With the bases loaded and one out, the Marshall A's needed just one run to extend their season at least one half inning. Unfortunately for the A's, Jason Minett hit into a double play ending Marshall's season with a 4-3 loss to the Sauk Rapids Cyclones.
"Bases-loaded nobody out, you're kind of feeling good about yourself then," A's manager Sean Culhane said. "We walked a guy in and it's 4-3. It's not a bad to end the year bases loaded with one of your best hitters up to bat."
The A's did score one run in the ninth off of Sauk Rapids starter Andy Thayer before he was relieved by Jason Hoppe. It was Marshall's first run since plating two off an Andrew Kinney double in the first inning.
Thayer settled in for seven consecutive scoreless innings during the heart of the game, while Hoppe picked up the two-out save for the Cyclones.
"He throws from a couple different arm slots and he's effective when he does that," Culhane said of Thayer. "He doesn't overpower anybody but he knows what he's doing. He just throws strikes."
Marshall got a strong outing from its own starter, as Travis McGlauflin went 5 2/3 innings and allowed just one earned run. Two errors by the A's resulted in three of the Cylcones' four runs on the game.
Marshall200 000 001-3 6 2
Sauk Rapids100 201 00x-4 7 2
M-Travis McGlauflin, Nate Dickhausen (6); SR-Andy Thayer, Jason Hoppe (9). WP-Thayer. LP-McGlauflin. S-Hoppe. 2B: M-Andrew Kinney.
"I don't think Travis threw a bad ballgame, that score could have been a lot different had he done that," Culhane said. "We didn't score runs when we needed to score runs. We didn't get the opportunity to score them. There were some big plays and that happens when the score is 4-3."
Former Southwest Minnesota State University Mustang John Nemec had one of the game's big plays, as he drilled a two-out single to bring in two runs for Sauk Rapids in the fourth inning. The two-run base hit gave the Cyclones their first lead of the game, which they would not relinquish.
The loss ends Marshall's season after a 20-8 overall record. Culhane said that the A's, fielding one of its youngest rosters in years, took some time to establish their roles, but were playing their best ball by the end of the summer.

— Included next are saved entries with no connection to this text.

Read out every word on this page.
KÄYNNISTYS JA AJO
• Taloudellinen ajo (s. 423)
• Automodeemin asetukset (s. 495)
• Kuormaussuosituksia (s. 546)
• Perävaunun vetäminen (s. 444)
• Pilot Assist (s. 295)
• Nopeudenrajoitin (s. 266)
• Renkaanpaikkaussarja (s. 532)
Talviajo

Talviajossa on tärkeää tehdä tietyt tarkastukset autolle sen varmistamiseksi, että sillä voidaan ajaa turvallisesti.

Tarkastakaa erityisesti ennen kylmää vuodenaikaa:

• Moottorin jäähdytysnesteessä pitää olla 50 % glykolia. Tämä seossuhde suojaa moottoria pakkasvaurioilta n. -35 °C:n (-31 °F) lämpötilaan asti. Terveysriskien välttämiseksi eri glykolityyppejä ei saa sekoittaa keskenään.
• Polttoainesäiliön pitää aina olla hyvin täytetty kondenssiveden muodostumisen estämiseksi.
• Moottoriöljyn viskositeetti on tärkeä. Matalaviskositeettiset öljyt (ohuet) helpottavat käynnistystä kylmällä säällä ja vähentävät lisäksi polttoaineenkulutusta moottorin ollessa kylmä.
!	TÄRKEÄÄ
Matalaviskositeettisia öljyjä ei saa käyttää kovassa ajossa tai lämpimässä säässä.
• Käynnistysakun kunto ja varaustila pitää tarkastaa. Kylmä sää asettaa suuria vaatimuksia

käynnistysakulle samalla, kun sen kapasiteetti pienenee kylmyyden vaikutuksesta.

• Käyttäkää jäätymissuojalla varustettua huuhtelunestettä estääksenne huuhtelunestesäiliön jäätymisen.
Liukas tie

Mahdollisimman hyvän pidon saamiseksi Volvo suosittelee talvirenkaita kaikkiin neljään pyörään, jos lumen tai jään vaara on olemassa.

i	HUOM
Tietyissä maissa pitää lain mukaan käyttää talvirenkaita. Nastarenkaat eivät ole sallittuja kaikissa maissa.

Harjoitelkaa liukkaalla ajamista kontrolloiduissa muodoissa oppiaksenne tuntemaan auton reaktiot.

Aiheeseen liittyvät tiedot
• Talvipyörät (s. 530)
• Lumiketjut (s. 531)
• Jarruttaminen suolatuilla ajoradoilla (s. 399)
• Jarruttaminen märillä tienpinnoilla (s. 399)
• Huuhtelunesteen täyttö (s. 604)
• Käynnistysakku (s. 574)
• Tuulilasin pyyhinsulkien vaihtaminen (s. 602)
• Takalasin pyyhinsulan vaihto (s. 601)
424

"Looking at the age of our team, we couldn't get any younger I don't think. I liked our team at the end of the year. I thought we were salty," Culhane said. "We could play the game, everybody understood their role and we had a consistent group that showed up to every game and played hard. I enjoyed it. I told the guys that (Saturday), I enjoyed this year and that I think we could play with anybody."